Peut-être espéraient-ils aussi qu’une célébration des barricades serait propre à susciter une nouvelle mobilisation générale du salariat ? Evidemment, c’est manqué ! Pourquoi ?
Ouvrons l’œuvre politique d’Hugo, riche en discours d’anniversaires. En 1877, pour celui de Février 48, il s’écriait : «Quand la nuit essaie de revenir, il faut allumer les grandes dates comme on allume des flambeaux». Pour le centenaire de Voltaire : « Que le XVIIIe siècle vienne au secours du XIXe ; les philosophes nos prédécesseurs sont les apôtres du vrai, invoquons ces illustres fantômes ! […] que la lumière sorte des tombeaux !»
On mesurera facilement, par différence avec ces énoncés, pourquoi le récent anniversaire est tombé à plat.

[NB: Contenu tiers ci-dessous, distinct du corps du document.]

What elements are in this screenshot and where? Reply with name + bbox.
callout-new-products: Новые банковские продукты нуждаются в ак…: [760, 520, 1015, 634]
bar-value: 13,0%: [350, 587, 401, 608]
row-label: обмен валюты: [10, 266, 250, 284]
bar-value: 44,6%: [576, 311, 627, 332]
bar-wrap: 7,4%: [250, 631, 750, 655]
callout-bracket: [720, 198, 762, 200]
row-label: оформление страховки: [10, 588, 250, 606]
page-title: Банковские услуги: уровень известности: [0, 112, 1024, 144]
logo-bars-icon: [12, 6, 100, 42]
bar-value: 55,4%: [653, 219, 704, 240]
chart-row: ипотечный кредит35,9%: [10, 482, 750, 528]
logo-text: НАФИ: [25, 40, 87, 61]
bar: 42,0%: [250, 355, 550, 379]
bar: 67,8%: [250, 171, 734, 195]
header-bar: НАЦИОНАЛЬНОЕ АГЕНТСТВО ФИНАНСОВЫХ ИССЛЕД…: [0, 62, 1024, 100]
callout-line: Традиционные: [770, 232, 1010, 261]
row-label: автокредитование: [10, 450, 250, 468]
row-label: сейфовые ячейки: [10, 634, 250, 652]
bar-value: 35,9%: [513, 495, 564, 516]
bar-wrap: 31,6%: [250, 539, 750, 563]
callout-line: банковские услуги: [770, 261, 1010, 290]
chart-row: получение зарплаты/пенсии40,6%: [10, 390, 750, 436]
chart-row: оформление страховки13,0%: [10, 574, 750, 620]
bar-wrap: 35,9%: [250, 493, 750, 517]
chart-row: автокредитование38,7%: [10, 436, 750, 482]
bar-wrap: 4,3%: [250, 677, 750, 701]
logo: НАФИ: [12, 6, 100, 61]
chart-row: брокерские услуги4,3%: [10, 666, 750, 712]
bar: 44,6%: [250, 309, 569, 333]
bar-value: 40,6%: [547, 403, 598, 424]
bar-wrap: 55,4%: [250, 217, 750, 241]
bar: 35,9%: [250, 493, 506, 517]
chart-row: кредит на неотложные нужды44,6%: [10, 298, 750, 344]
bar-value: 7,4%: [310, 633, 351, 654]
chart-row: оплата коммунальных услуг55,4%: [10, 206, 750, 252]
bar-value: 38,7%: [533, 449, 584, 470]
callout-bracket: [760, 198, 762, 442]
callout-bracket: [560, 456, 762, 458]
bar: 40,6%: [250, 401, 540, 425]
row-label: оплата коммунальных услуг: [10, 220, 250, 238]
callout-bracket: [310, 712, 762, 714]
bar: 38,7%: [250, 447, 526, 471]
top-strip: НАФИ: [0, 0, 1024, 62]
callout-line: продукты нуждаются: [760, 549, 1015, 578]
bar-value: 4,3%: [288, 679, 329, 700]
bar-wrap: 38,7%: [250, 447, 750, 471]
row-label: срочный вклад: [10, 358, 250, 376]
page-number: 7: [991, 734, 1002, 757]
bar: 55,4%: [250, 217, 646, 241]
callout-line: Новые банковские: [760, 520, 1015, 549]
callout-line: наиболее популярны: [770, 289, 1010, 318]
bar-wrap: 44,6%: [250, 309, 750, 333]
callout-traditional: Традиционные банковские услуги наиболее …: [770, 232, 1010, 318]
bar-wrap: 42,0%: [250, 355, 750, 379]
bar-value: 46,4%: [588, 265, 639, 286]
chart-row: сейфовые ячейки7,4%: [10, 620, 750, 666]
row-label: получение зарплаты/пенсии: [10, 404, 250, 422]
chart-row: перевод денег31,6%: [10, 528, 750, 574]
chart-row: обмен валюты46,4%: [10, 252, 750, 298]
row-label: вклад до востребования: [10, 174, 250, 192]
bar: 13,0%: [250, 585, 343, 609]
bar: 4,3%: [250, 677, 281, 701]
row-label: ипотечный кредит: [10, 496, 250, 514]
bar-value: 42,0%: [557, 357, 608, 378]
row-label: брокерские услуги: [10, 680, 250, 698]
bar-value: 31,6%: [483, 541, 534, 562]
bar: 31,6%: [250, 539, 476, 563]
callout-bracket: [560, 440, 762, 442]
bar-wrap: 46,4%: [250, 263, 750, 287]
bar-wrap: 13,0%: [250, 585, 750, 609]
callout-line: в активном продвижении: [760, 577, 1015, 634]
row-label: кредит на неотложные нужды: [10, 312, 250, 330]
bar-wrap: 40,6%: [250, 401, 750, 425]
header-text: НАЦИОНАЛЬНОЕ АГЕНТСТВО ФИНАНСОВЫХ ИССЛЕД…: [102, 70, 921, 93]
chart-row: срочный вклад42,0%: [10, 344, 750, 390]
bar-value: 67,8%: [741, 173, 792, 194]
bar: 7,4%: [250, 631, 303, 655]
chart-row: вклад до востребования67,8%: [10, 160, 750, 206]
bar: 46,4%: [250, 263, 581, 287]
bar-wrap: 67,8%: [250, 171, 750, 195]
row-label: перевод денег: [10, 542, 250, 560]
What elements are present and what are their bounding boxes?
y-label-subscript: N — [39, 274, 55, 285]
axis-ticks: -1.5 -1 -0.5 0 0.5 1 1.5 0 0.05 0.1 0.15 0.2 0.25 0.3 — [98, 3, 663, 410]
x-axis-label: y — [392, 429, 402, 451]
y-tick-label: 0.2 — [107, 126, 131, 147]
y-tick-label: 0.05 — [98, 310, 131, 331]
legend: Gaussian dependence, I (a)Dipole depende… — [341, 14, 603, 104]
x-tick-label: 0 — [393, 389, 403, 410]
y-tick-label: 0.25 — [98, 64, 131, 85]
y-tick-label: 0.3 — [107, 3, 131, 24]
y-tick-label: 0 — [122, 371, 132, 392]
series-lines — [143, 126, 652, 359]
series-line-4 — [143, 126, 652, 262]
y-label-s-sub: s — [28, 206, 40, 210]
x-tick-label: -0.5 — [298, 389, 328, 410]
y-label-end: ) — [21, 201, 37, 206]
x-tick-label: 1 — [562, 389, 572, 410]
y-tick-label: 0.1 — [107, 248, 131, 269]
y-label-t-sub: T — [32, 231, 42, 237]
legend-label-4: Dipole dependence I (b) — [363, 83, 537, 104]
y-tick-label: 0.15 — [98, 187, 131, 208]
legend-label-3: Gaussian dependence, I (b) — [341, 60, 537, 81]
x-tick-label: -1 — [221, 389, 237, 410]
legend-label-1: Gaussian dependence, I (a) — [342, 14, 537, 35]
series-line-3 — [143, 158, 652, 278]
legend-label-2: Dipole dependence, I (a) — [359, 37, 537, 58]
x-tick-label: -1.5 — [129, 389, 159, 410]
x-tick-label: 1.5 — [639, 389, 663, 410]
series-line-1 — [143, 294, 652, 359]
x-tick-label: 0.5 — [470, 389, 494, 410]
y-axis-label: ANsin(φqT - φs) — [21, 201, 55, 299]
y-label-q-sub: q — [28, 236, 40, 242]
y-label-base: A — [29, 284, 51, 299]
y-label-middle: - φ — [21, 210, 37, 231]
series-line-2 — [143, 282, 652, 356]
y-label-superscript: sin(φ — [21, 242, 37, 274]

D’abord, «la nuit [n’] essaie [pas] de revenir», nous sommes plutôt dans un crépuscule du matin où la France cherche les voies de sa modernisation, et ce dans un monde qui nous paraît tout neuf en ce qu’il impose à toute réflexion d’intégrer le paramètre de la mondialité. Ensuite, les soixante-huitards ne sont pas «au tombeau», loin de là, ils s’accrochent au pouvoir dans toutes ses hiérarchies, allées et contre-allées, et ils ont trop visiblement cherché dans cet anniversaire une sorte de réassurance de leur légitimité. Enfin, ceux qu’ils comptaient de «philosophes» dans leur rang n’étaient pas des «apôtres du vrai» comme les rationalistes célébrés par Hugo, mais des diseurs de systèmes utopiques tour à tour suaves (versant peace and love) ou terrifiants (la palme revenant aux pro-chinois) ; la récente célébration de 68 n’a galvanisé personne parce que ces modes de pensée nous apparaissent donc, avec le recul, inutilisables pour le futur : plutôt les derniers rayons, déjà anachroniques en 68, des mythes messianiques et des révolutions qui avaient mobilisé le XIXe siècle.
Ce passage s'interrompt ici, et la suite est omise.